На первых порах Меандров использовал все свое влияние, чтобы удержать вместе остатки РОА, помешать индивидуальным побегам, которые можно было бы расценить как признание в вине. Он считал, что необходимо „с честью продолжать борьбу, сохраняя чистоту идеи“*. Но прошло восемь месяцев, а положение власовцев оставалось неопределенным. К началу 1946 года моральные ресурсы пленных, несколько месяцев живших между надеждой и отчаянием, были исчерпаны. В письмах, отправленных на этой последней стадии, все чаще говорится о самоубийстве и смерти как последнем прибежище. Меандров пишет о готовности умереть в условиях отсутствия правовой свободы, „умереть спокойно и достойно, твердо веря, что наша правда в конце концов победит и русский народ... будет свободен“*. И это не просто слова, их подтверждает множество примеров. Врач Быстролетов, твердо решив покончить с собой, перерезав вены либо уморив себя голодом, несколько месяцев готовился к этому шагу и, наконец, несмотря на американских часовых, совершил, как и многие, самоубийство перед выдачей. Причины своего решения он изложил в дневнике, который невозможно читать без волнения[662]

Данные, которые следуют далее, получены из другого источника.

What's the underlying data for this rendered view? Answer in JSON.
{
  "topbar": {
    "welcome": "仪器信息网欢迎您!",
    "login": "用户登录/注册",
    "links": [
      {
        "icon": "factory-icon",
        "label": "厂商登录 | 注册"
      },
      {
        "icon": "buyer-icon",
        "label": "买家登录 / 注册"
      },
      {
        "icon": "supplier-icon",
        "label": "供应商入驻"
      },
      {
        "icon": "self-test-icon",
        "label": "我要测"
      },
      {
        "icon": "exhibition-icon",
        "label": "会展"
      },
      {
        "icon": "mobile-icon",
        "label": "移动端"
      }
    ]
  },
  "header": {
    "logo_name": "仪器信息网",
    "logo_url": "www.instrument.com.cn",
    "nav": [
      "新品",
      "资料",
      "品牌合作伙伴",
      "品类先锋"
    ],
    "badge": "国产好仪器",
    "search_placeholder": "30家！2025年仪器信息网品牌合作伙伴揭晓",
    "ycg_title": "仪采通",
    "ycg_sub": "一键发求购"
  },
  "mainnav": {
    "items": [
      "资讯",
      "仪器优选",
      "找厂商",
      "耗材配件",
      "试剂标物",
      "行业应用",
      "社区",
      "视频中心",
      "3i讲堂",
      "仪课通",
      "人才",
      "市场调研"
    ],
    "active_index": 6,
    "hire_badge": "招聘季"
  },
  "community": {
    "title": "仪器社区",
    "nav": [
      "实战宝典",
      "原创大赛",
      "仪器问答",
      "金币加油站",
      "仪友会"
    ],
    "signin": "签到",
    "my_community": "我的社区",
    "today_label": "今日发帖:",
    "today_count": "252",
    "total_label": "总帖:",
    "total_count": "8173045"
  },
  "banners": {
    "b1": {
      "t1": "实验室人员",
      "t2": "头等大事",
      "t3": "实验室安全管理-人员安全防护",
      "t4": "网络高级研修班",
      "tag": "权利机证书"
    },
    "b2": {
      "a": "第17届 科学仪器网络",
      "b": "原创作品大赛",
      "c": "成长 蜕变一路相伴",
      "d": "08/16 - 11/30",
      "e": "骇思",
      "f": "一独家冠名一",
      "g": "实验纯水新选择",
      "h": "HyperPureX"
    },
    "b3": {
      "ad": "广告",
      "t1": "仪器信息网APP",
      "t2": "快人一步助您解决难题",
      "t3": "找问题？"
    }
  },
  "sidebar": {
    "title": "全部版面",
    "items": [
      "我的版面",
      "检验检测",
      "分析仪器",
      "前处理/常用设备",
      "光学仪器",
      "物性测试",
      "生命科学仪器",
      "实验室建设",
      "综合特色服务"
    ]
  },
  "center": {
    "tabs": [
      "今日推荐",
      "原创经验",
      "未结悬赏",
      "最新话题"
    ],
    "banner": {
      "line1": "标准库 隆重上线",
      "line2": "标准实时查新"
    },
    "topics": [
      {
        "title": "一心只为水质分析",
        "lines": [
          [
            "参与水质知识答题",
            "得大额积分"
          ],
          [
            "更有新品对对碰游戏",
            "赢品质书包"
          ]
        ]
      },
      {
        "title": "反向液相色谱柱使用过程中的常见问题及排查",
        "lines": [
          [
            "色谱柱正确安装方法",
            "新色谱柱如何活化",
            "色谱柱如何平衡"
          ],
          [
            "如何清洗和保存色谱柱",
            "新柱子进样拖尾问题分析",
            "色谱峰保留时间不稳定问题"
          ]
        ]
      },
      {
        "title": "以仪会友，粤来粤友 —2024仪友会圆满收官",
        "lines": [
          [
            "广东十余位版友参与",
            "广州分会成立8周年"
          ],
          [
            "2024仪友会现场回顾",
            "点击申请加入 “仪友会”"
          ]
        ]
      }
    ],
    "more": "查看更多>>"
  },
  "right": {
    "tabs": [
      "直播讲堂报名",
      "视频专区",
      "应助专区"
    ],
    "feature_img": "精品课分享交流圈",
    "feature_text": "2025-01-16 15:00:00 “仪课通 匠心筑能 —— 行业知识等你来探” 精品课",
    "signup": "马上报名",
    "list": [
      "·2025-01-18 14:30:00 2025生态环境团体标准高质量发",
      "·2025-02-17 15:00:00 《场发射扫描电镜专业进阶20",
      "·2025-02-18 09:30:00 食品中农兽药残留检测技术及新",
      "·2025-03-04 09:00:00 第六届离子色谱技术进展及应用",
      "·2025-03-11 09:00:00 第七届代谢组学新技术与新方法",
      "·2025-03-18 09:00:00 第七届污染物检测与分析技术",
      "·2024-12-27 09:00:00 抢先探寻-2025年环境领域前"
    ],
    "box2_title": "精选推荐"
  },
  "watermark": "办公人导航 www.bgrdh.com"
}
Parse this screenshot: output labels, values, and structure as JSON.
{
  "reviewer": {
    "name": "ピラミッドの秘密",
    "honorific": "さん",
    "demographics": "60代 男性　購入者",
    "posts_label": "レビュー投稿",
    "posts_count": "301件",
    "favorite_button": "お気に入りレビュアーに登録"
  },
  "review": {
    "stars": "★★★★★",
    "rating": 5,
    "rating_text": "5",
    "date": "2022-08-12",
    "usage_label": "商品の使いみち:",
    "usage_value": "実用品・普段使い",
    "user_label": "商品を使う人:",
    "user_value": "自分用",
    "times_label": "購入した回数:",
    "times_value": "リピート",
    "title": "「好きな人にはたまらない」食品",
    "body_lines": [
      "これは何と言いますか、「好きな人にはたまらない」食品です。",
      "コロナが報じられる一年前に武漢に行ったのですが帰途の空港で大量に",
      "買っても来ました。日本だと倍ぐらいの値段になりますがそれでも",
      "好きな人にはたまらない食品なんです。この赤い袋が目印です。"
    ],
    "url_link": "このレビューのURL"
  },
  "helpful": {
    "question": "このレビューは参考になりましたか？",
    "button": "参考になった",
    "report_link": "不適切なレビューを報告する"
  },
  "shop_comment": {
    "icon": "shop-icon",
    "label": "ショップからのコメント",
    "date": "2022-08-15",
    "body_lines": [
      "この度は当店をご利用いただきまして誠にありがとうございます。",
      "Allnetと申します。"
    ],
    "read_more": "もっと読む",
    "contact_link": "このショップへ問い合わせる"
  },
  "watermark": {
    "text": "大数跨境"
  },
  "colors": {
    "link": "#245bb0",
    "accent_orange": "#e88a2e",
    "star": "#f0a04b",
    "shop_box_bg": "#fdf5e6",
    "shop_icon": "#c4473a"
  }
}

. Русские не могли понять, что происходит: как говорится в послании „Спасите наши души“, отправленном непосредственно перед выдачей в феврале 1946 года:В месте, над которым развевается звездный флаг свободы, мы вынуждены осколками стекла убивать наших жен и детей, перерезать себе вены — чтобы не возвращаться в красную Москву*.
О настроении пленных свидетельствуют слова Меандрова, сказанные им владыке Николаю: „Ложась спать, прежде всего проверяешь, на месте ли бумажник с лезвием — чтобы успеть в смерти спастись от выдачи Советам“[663]

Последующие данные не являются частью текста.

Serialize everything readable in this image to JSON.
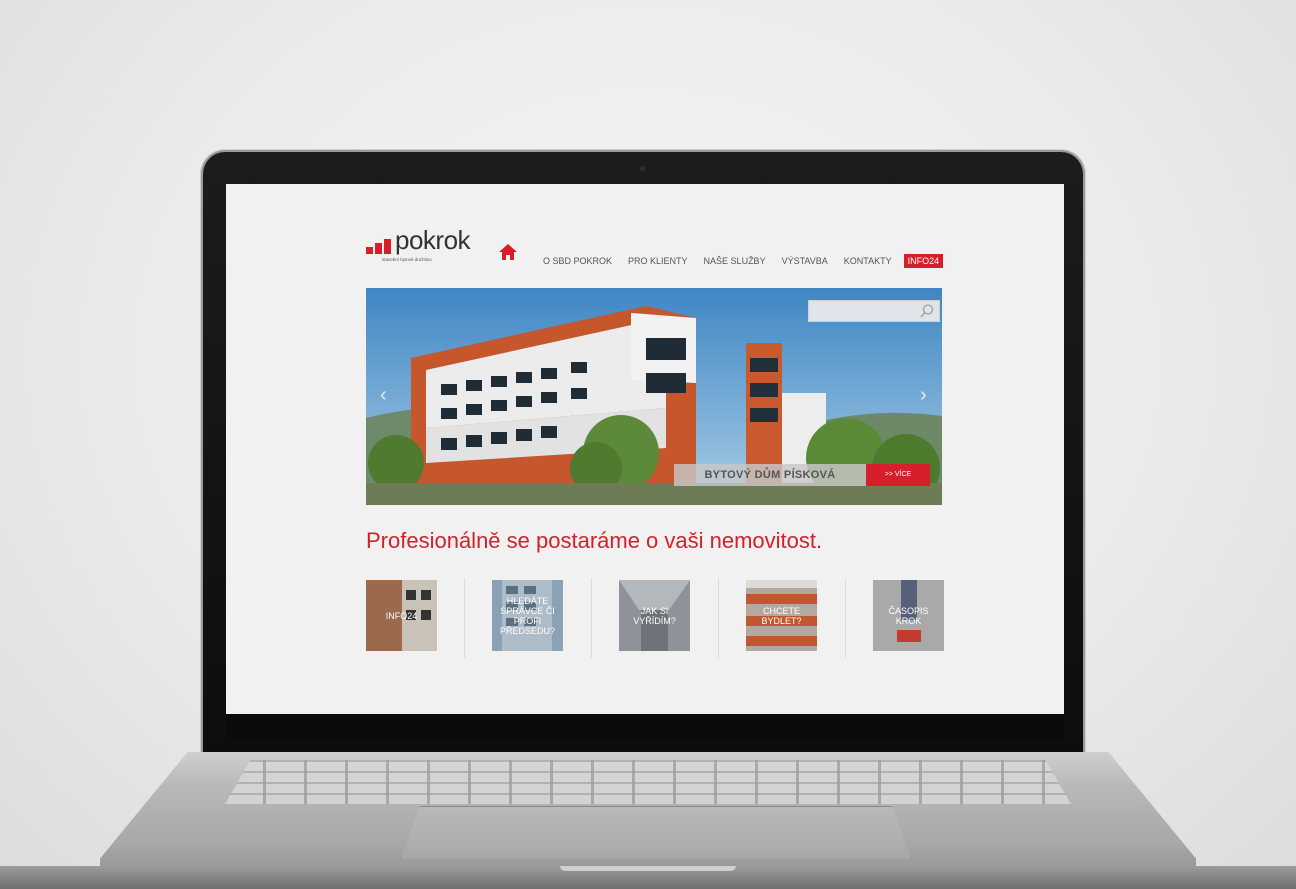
{
  "site": {
    "logo_text": "pokrok",
    "logo_tagline": "stavební bytové družstvo"
  },
  "nav": {
    "items": [
      {
        "label": "O SBD POKROK"
      },
      {
        "label": "PRO KLIENTY"
      },
      {
        "label": "NAŠE SLUŽBY"
      },
      {
        "label": "VÝSTAVBA"
      },
      {
        "label": "KONTAKTY"
      }
    ],
    "highlight": "INFO24"
  },
  "hero": {
    "caption": "BYTOVÝ DŮM PÍSKOVÁ",
    "button": ">> VÍCE",
    "search_placeholder": ""
  },
  "headline": "Profesionálně se postaráme o vaši nemovitost.",
  "tiles": [
    {
      "label": "INFO24"
    },
    {
      "label": "HLEDÁTE SPRÁVCE ČI PROFI PŘEDSEDU?"
    },
    {
      "label": "JAK SI VYŘÍDÍM?"
    },
    {
      "label": "CHCETE BYDLET?"
    },
    {
      "label": "ČASOPIS KROK"
    }
  ],
  "colors": {
    "accent": "#d61f2b",
    "text": "#555555",
    "background": "#f1f1f1"
  }
}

. Самоубийство многим казалось избавлением от физических и моральных мук, которые, по общему мнению, должны были неизбежно предшествовать смерти в СССР. Власовцы говорили: „Выдача равносильна смерти, но смерти после мук и издевательств“*. Для Меандрова как человека чести была непереносима сама мысль о том, что ему придется „предать и осквернить свои идеалы“*.Американские военные власти не остались глухи к мольбам военнопленных, которые постоянно повторяли, что их судьба в руках у советских „будет хуже смерти“ и поэтому они готовы противиться ей „всеми средствами, вплоть до самоубийства“*[664]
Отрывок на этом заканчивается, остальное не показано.